My mother’s green bean casserole, which we affectionately refer to as Mrs. Kinney’s Green Beans, has been a staple of our holiday meals since the early 1960s. I don’t know where my mother got the recipe, and I have been unable to find anything like it in old magazines or on the web.

Keep in mind that this recipe is not haute cuisine, and would be unremarkable if not for the fact it reminds me of a time when out of season fresh foods were unavailable. Fresh foods were eaten in season, so by the holidays green beans came in cans. Therefore, this recipe requires canned green beans– substituting fresh would miss the point.

One thing I have improved upon is the cheese, and it is the cheese that gives this dish its flavor. My mother would always buy the block of white ‘Swiss’ cheese at the store; the only similarity to real Swiss cheese was in the holes. Now we have access to artisanal producers of domestic Swiss-styled cheeses as well as imported cheeses from Europe, so I substitute a mixture of 2/3 Emmentaler and 1/3 Gruyere cheese.

Mrs. Kinney’s original recipe calls for no topping, although several family members have experimented with breadcrumbs and even crushed corn flakes.
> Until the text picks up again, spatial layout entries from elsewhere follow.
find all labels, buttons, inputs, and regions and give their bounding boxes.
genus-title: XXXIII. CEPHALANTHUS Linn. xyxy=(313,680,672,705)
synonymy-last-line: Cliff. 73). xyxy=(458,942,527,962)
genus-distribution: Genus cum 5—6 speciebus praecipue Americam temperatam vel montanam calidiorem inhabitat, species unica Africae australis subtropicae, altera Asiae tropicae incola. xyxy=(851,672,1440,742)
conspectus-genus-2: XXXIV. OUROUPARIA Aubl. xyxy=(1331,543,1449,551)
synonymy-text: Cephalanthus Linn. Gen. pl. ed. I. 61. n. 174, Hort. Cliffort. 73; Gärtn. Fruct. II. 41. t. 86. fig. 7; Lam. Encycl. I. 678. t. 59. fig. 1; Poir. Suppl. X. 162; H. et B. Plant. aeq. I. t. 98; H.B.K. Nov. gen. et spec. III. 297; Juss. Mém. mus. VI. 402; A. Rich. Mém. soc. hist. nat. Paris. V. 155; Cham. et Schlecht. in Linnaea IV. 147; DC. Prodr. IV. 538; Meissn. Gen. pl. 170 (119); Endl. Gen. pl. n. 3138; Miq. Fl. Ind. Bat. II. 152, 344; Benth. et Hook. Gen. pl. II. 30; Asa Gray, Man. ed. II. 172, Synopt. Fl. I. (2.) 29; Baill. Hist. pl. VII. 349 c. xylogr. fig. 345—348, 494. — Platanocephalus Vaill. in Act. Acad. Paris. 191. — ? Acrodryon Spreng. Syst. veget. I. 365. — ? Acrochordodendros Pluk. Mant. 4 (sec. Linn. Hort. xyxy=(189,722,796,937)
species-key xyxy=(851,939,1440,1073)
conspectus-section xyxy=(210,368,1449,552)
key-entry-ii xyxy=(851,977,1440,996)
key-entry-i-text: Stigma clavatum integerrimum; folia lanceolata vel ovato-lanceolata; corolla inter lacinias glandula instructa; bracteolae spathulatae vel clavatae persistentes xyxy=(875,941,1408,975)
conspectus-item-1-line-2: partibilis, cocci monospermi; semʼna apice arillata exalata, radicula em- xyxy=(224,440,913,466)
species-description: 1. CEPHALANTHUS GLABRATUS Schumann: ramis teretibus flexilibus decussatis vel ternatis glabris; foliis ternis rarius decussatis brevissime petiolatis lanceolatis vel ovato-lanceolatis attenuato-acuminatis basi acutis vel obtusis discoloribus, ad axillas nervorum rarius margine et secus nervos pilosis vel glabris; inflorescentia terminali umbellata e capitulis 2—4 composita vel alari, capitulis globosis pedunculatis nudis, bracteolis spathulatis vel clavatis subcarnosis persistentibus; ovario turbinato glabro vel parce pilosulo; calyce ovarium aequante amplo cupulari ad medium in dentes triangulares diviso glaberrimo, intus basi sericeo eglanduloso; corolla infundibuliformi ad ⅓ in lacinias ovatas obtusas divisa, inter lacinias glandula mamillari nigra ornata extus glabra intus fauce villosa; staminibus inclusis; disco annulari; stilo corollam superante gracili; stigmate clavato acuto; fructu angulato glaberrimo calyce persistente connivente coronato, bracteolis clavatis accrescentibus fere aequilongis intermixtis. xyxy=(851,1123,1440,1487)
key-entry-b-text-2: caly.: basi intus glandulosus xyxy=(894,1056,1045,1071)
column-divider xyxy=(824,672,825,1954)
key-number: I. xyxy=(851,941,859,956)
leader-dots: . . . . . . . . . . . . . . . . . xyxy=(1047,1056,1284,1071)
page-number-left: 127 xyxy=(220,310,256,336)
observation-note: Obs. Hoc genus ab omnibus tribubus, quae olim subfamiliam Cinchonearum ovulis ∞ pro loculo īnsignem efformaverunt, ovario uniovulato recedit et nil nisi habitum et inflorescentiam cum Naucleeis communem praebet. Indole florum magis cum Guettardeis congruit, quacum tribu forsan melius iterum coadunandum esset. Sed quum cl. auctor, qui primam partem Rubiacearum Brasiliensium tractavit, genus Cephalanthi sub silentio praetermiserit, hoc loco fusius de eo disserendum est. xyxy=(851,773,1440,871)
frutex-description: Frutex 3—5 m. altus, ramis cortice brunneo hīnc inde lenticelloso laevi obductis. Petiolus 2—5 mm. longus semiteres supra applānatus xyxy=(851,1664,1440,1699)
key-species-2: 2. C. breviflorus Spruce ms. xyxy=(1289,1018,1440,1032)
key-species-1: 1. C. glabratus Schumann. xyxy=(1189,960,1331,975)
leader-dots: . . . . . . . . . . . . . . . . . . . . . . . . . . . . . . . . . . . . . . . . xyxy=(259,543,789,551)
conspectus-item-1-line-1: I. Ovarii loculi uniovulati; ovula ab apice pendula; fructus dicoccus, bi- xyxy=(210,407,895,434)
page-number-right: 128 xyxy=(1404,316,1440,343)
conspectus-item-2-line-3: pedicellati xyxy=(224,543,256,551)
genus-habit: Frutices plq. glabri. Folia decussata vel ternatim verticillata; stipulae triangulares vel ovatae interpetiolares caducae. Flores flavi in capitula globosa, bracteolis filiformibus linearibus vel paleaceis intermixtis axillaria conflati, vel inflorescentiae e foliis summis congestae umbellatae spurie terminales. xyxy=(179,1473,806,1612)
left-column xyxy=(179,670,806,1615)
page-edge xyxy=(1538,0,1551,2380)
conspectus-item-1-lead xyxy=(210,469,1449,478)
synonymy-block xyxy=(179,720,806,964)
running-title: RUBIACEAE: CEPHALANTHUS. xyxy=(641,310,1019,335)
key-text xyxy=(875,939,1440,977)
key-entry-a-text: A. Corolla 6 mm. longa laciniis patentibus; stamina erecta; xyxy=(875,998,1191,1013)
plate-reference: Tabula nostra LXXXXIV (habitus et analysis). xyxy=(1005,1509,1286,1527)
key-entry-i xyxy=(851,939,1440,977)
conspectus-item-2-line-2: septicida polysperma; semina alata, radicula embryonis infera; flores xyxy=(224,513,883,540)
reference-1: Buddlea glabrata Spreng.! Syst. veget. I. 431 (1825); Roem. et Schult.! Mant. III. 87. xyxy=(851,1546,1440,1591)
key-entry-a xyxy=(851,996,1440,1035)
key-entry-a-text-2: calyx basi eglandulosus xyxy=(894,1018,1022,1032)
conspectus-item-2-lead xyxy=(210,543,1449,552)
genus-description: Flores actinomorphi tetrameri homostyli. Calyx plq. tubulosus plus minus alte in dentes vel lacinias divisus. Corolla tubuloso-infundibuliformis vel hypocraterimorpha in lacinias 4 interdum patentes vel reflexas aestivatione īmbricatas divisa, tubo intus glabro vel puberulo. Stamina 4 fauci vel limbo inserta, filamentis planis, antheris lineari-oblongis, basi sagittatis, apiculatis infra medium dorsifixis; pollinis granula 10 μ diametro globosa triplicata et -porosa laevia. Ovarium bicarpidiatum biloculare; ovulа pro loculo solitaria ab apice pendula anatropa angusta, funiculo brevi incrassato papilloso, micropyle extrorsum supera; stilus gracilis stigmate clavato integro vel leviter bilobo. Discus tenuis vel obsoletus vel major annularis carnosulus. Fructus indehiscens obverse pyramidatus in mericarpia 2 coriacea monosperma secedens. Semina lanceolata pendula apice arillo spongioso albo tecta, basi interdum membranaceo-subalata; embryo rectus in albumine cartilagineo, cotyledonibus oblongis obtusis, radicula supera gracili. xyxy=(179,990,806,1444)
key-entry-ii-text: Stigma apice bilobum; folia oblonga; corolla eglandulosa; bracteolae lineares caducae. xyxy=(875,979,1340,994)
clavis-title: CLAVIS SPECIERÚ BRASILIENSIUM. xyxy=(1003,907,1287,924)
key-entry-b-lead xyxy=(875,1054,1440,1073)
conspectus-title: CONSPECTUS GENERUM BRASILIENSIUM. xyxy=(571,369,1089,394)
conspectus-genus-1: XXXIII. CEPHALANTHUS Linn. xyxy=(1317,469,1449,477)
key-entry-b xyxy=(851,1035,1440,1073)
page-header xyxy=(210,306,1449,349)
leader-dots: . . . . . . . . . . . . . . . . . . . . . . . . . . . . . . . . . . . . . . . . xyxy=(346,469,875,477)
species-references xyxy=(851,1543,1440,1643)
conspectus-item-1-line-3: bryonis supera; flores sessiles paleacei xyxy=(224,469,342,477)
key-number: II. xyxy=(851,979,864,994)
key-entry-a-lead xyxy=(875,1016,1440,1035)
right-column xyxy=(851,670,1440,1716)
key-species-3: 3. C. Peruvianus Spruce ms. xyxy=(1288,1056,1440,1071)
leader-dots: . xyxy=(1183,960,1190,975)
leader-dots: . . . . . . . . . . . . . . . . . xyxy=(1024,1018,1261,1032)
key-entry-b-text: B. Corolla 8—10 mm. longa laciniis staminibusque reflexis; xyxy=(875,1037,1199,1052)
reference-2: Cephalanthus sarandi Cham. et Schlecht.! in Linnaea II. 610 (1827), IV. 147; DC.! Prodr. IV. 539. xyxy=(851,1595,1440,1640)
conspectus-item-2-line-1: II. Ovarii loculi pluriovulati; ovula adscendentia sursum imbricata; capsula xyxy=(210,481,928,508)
I don’t use a topping, but my sister has had some success adding crisped onions on top. So leave it bare or add a topping- just don’t substitute for the canned green beans!

Ingredients (can be halved)

2 Tbs. Flour

2 Tbs. Butter

1 tsp. Salt

1 tsp. Pepper or to taste

3 Cups of Swiss cheese (spend a little here: I use 2/3 Emmentaler and 1/3 Gruyere)

1 Tbs. Grated Onion

1 Cup of Sour Cream

1/2 Cup of Milk

4 Cans Cut Green Beans, Drained

Preheat oven to 350

Make a roux of flour and butter. Cook the roux while stirring long enough to turn brown. Add the onion to the roux and then pour in the milk, stirring until thickened. Remove from heat and add the beans, making sure to coat all of them with the roux. Then add the sour cream and cheese, tossing to mix. Bake in a casserole for 20 minutes uncovered, letting the cheese brown on top. Let rest, and then serve as a side dish. Makes a great leftover.